Her face is ghost white and her phone’s in her hand.

I close the door behind me and unfold the note.

Same block letters. Same notebook paper. Same Sharpie.

He can't watch you every second.

I read it once. I look at her. I read it again.

She doesn't ask what it says. She knows what it says by my face.

"Show me."

I show her.

She reads it. The color does the same thing it did in the tack room, which is leave her face for a full second and come back as anger instead of fear.

"He was here."

"Yeah."

"He was here in Stephenville. He drove. He drove from Sharp, or wherever the fuck he’s from."

"Or he was already here."

She looks at me. "He was waiting for me here."

"Maybe."

"Spur…"

"Yeah."

"Find him."

"I'm going to."

I say it the way Pops taught me to say things you mean.
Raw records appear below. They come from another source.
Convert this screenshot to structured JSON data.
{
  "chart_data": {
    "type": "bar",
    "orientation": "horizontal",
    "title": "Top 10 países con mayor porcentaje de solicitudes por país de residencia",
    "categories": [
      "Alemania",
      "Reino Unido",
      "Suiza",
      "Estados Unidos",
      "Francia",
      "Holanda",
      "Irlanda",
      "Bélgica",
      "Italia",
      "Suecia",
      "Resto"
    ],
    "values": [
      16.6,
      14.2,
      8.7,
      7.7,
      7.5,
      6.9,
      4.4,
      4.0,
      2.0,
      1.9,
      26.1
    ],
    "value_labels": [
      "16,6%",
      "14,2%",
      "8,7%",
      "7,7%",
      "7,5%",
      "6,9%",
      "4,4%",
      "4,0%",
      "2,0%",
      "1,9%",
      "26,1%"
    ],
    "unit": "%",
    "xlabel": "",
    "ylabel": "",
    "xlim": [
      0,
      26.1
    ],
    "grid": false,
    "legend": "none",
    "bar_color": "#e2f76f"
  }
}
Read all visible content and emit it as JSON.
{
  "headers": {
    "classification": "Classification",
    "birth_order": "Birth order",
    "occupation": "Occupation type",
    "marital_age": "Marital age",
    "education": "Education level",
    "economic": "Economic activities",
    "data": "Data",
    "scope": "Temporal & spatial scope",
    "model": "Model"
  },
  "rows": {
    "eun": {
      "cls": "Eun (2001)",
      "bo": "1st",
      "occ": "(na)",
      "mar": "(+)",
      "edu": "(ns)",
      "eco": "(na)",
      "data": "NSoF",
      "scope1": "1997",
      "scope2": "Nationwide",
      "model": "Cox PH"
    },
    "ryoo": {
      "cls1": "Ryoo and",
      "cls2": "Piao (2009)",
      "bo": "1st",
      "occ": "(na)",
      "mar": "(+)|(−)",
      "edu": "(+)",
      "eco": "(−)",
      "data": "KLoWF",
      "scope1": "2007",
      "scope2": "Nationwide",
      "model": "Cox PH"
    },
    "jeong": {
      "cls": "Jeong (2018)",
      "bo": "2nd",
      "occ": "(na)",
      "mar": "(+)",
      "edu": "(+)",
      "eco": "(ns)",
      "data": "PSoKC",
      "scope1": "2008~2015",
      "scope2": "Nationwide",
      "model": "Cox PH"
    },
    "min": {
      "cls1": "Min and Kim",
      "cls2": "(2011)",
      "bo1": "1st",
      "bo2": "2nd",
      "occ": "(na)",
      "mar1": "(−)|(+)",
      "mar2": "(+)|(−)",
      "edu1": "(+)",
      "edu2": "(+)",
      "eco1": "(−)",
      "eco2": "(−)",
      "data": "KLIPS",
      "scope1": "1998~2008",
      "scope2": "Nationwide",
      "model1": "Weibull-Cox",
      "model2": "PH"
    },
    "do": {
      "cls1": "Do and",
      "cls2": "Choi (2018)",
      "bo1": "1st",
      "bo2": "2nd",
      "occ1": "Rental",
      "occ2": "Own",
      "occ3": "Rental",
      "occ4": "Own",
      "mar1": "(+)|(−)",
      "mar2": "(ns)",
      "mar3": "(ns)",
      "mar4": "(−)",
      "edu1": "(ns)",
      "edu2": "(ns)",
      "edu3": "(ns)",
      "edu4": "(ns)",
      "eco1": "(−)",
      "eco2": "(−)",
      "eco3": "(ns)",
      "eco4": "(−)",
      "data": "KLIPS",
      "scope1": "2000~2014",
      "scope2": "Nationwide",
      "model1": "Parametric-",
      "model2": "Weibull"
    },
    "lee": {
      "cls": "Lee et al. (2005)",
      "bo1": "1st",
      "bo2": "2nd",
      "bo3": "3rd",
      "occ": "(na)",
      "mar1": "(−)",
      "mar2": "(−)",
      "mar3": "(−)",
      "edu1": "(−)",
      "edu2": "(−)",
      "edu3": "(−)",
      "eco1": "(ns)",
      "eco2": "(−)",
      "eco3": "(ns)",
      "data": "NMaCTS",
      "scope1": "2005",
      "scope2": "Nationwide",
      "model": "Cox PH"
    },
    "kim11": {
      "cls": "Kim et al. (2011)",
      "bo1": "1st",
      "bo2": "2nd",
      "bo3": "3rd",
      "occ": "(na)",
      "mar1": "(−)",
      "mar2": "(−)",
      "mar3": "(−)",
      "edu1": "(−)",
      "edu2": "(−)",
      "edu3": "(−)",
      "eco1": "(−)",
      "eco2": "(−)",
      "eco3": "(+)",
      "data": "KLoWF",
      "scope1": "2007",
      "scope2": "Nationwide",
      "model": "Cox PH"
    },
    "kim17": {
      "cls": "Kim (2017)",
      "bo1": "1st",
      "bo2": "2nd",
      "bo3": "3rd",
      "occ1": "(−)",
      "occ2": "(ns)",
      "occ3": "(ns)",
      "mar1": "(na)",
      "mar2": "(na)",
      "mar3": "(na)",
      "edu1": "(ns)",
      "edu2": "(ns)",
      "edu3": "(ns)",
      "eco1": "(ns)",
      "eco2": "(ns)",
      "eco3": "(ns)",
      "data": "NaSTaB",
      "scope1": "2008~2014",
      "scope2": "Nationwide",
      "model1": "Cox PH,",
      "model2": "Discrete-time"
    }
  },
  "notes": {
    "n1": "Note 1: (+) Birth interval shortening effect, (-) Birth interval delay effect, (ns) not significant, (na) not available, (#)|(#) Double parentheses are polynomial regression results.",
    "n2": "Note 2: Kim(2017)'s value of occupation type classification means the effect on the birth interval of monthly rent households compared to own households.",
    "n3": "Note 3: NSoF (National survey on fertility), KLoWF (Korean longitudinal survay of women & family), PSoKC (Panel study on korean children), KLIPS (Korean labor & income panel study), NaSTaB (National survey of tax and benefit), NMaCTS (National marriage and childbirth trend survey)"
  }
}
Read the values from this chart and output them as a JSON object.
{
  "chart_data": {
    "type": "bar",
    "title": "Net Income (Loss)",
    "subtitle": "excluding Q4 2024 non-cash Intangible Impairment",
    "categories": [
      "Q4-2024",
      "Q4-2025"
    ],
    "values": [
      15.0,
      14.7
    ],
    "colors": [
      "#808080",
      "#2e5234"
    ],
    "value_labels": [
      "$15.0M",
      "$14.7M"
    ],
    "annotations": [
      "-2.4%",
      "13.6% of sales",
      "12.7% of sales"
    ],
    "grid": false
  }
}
Flat. No heat in the voice. Just the fact spoken once so the woman across from you knows it's done.

She believes me.

I see it land. Some of the tension in her shoulders goes out and a different kind of tension takes its place.

I’ve seen this in horses I have worked with. The shift from fear to trust isn't softening.

It's a redirection. The body is still wound. It's just wound around something else now.

I take out my phone and call Phantom.